Die Linke Saar stärkt den Beschäftigten des Kohlhof-Klinikums in Neunkirchen und den rund siebenhundert Demonstrierenden auf dem Stummplatz den Rücken. Die stellvertretende Landesvorsitzende Cornelia Kreuter und der Landesvorsitzende Florian Spaniol bekräftigen ihre Unterstützung und kritisieren die Krankenhauspolitik der Landesregierung scharf.
Spaniol bezeichnet die Kundgebung vom Mittwoch als deutliches Warnsignal: „Diese Demonstration war ein unübersehbares Signal. Die Krankenhauspolitik des Landes ist eindeutig gescheitert. Wer weiterhin an Schließungen und Verlegungen festhält, die vollkommen an der Realität vorbeigehen, verschärft die ohnehin angespannte Versorgungslage im Saarland.“ Nach Ansicht der Partei zeige die breite Beteiligung, dass die Bevölkerung die geplanten Strukturänderungen klar ablehnt.
Kreuter hebt zudem die Bedeutung der Geburtshilfe hervor: „Die Geburtenhilfe ist ein elementarer Bestandteil einer funktionierenden Gesundheitsversorgung. Es ist völlig inakzeptabel, dass ausgerechnet die zweitgrößte Stadt des Saarlandes ohne eigene Geburtshilfe dastehen soll. Eine wohnortnahe Versorgung darf nicht der Sparpolitik zum Opfer fallen.“ Die Linke kritisiert, dass die Bedarfe der Bürgerinnen und Bürger zugunsten zentralisierter Konzepte vernachlässigt würden.

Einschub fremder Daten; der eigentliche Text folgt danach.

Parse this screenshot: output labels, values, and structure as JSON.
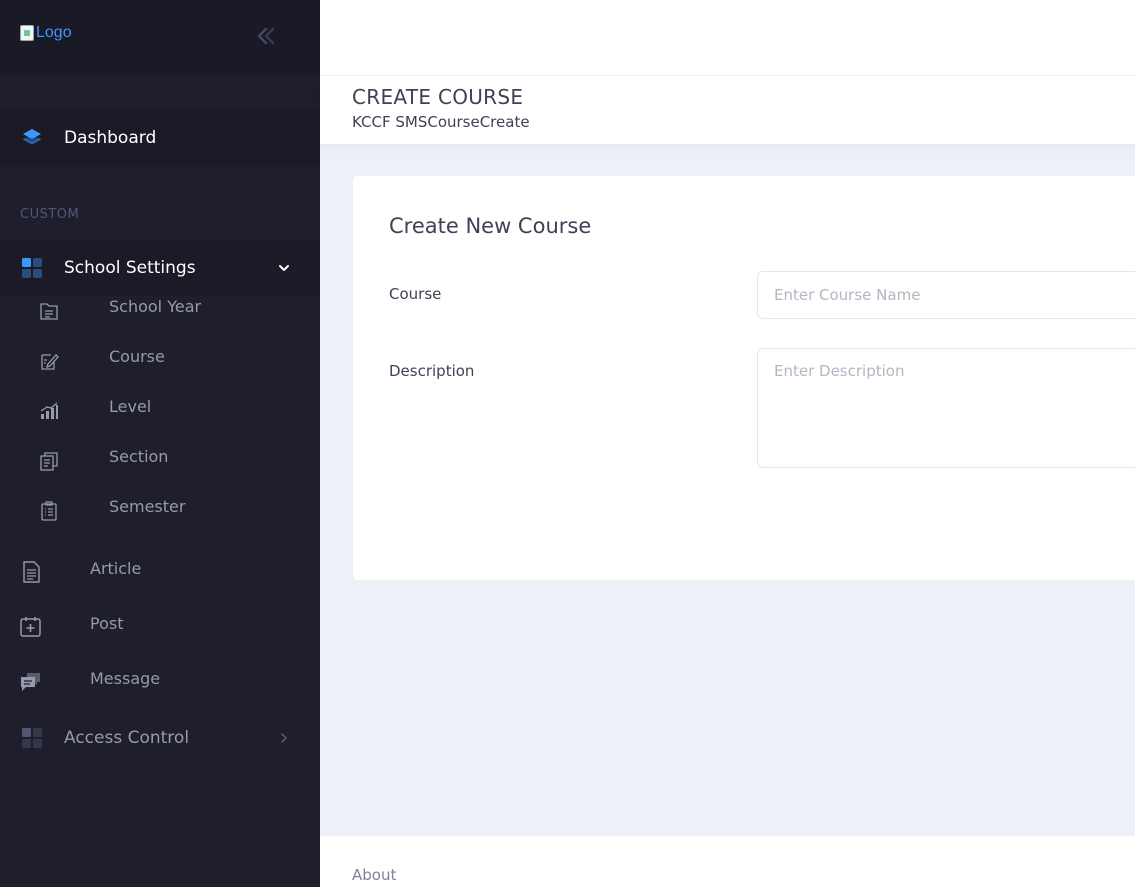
{
  "app": {
    "logo_alt": "Logo"
  },
  "sidebar": {
    "dashboard_label": "Dashboard",
    "section_label": "CUSTOM",
    "school_settings_label": "School Settings",
    "sub_items": [
      {
        "label": "School Year",
        "icon": "folder-doc-icon"
      },
      {
        "label": "Course",
        "icon": "edit-note-icon"
      },
      {
        "label": "Level",
        "icon": "bar-chart-icon"
      },
      {
        "label": "Section",
        "icon": "copy-doc-icon"
      },
      {
        "label": "Semester",
        "icon": "clipboard-list-icon"
      }
    ],
    "plain_items": [
      {
        "label": "Article",
        "icon": "document-icon"
      },
      {
        "label": "Post",
        "icon": "calendar-add-icon"
      },
      {
        "label": "Message",
        "icon": "chat-bubbles-icon"
      }
    ],
    "access_control_label": "Access Control"
  },
  "toolbar": {
    "page_title": "CREATE COURSE",
    "breadcrumb": "KCCF SMSCourseCreate"
  },
  "form": {
    "title": "Create New Course",
    "course_label": "Course",
    "course_placeholder": "Enter Course Name",
    "course_value": "",
    "description_label": "Description",
    "description_placeholder": "Enter Description",
    "description_value": ""
  },
  "footer": {
    "about_label": "About"
  },
  "colors": {
    "sidebar_bg": "#1e1e2d",
    "accent": "#3e97ff",
    "text_dark": "#3f4254",
    "text_muted": "#9899ac"
  }
}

Scharfe Worte findet Spaniol auch für die Landesregierung und Gesundheitsminister Magnus Jung: „Die Schließungs- und Zentralisierungspolitik der SPD ist krachend gescheitert. Es gibt keinerlei Akzeptanz in der Bevölkerung für diesen Kurs, und er wird den Bedürfnissen der Menschen in unserem Land nicht gerecht.“ Die Partei sieht großen politischen Handlungsbedarf, um die medizinische Versorgung im Land langfristig sicherzustellen.
Kreuter weist zudem auf die hohe Belastung der Beschäftigten hin: „Am Ende müssen immer die Beschäftigten die Fehlentscheidungen der Politik ausbaden. Sie halten den Betrieb aufrecht, während ihnen gleichzeitig immer neue Lasten aufgebürdet werden. Das ist verantwortungslos und respektlos gegenüber den Menschen, die unser Gesundheitssystem am Laufen halten.“ Die Linke fordert, die Arbeitsbedingungen und Personalressourcen nachhaltig zu stärken.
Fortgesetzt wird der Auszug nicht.